Vodafone offers very fast full fibre packages in areas where the network is available, including plans that reach multi-gigabit speeds in some locations. For households that regularly download large games, update multiple devices, or stream in 4K on several screens, access to these faster packages can influence how customers rate speed.
Most Reliable: Plusnet
Reliability is about staying connected consistently: fewer dropouts, fewer slowdowns at busy times, and fewer faults that lead to engineer visits.
Plusnet offers fibre and full fibre broadband in many parts of the UK using the Openreach network. For many premises, full fibre connections tend to deliver a more consistent experience than older part-fibre connections, so availability of full fibre at an address can strongly shape reliability ratings.
Best for Bundles: Vodafone
Bundles refer to broadband packages that include extras such as TV hardware, subscriptions, calls or mobile-related benefits. This category tends to reward providers that combine services without making the plan complicated.
Vodafone offers broadband bundles that combine home broadband with entertainment options on selected deals, alongside packages that focus on connectivity extras like whole-home Wi-Fi. That split approach gives customers the choice between a broadband-only style package and a broadband bundle with add-ons.
Best Provider Equipment: Plusnet
Equipment awards focus on the router and any included Wi-Fi extras. Customers usually rate how easy the kit is to set up, how consistent Wi-Fi feels across the home, and whether the router settings are easy to manage.
Plusnet provides its own router with its broadband packages, with models that suit typical household needs such as dual-band Wi-Fi and multiple Ethernet ports for wired connections. Wired connections are still the simplest way to improve consistency for consoles, PCs and smart TVs.
Best for Streaming: Vodafone
Streaming performance depends on more than just maximum speed. It is mainly about consistent bandwidth at peak times and strong Wi-Fi coverage where the TV or streaming stick sits.
Vodafone’s full fibre packages, where available, offer the kind of bandwidth that suits multi-device homes streaming video at the same time. Its Wi-Fi upgrade options can also help households that struggle with buffering because the TV is far from the router.
Best for Online Gaming: Vodafone
Gaming focuses on low latency and consistent connection quality. A connection can deliver fast download speeds but still feel poor for gaming if the ping is high, if latency spikes, or if Wi-Fi drops out.

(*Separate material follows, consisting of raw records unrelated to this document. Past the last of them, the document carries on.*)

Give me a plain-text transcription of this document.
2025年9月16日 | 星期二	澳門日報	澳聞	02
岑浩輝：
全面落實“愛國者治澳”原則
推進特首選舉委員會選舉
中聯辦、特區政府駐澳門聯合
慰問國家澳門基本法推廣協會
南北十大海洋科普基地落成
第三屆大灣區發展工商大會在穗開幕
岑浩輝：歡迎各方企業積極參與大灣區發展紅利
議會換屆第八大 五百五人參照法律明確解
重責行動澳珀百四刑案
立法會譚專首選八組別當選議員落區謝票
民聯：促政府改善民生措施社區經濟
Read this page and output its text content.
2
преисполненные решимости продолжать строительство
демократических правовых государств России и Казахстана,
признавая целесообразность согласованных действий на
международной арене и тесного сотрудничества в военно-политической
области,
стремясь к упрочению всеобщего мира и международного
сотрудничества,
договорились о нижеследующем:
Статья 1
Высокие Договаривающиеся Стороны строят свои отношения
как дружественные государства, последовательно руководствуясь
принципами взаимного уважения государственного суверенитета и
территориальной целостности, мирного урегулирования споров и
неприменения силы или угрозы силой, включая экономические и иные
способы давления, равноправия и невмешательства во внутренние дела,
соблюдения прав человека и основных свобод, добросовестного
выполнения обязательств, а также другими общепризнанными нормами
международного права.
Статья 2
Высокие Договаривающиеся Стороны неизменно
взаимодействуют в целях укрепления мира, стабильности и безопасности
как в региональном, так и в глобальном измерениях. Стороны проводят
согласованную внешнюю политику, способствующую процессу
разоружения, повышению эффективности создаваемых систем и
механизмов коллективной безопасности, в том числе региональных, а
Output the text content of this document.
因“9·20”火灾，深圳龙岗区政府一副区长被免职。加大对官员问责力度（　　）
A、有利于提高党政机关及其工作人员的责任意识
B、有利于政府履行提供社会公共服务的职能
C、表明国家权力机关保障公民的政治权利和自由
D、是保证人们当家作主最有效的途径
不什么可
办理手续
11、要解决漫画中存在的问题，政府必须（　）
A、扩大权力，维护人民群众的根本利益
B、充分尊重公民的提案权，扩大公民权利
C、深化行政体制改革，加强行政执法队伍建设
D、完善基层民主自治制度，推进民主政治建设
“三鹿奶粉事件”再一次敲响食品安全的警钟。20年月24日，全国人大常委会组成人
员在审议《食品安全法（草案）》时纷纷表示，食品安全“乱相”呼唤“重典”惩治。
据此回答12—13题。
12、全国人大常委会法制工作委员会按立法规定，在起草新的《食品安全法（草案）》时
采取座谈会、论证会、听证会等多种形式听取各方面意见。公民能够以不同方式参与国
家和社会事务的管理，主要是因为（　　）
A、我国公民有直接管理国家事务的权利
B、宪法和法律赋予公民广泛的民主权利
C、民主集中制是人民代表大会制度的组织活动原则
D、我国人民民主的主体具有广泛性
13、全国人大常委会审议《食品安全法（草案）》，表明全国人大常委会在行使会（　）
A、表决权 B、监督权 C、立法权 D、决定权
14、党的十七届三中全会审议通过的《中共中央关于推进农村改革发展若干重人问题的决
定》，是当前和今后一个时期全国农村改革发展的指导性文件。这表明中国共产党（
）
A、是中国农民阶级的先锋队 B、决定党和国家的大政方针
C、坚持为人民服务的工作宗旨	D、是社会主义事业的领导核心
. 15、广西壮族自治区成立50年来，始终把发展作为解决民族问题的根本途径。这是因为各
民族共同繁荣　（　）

Vodafone offers full fibre packages that can deliver the bandwidth gamers want for downloads and updates, and it also provides options that improve Wi-Fi coverage across the home. For competitive play, using an Ethernet cable from router to console or PC remains one of the most effective ways to keep latency consistent.
Best for Working From Home: EE
Working from home broadband needs reliable performance, strong Wi-Fi where you work, and good upload speeds for video calls and sending files. Consistency matters more than peak speed for many remote workers.
EE offers full fibre broadband packages in areas with coverage, including very fast plans in some locations. It also offers broadband options that bundle in extras, and its place within the BT Group means it can be available in many areas where Openreach full fibre has reached customers’ premises.
Using the results in broadband comparisons
Awards based on consumer surveys can be useful as a snapshot of satisfaction, but they do not replace the basics that decide whether a package will suit your home, and it is best to compare broadband by checking availability at your postcode, reviewing typical download and upload speeds, and weighing up contract length, price changes after any introductory period, and any setup fees before you switch.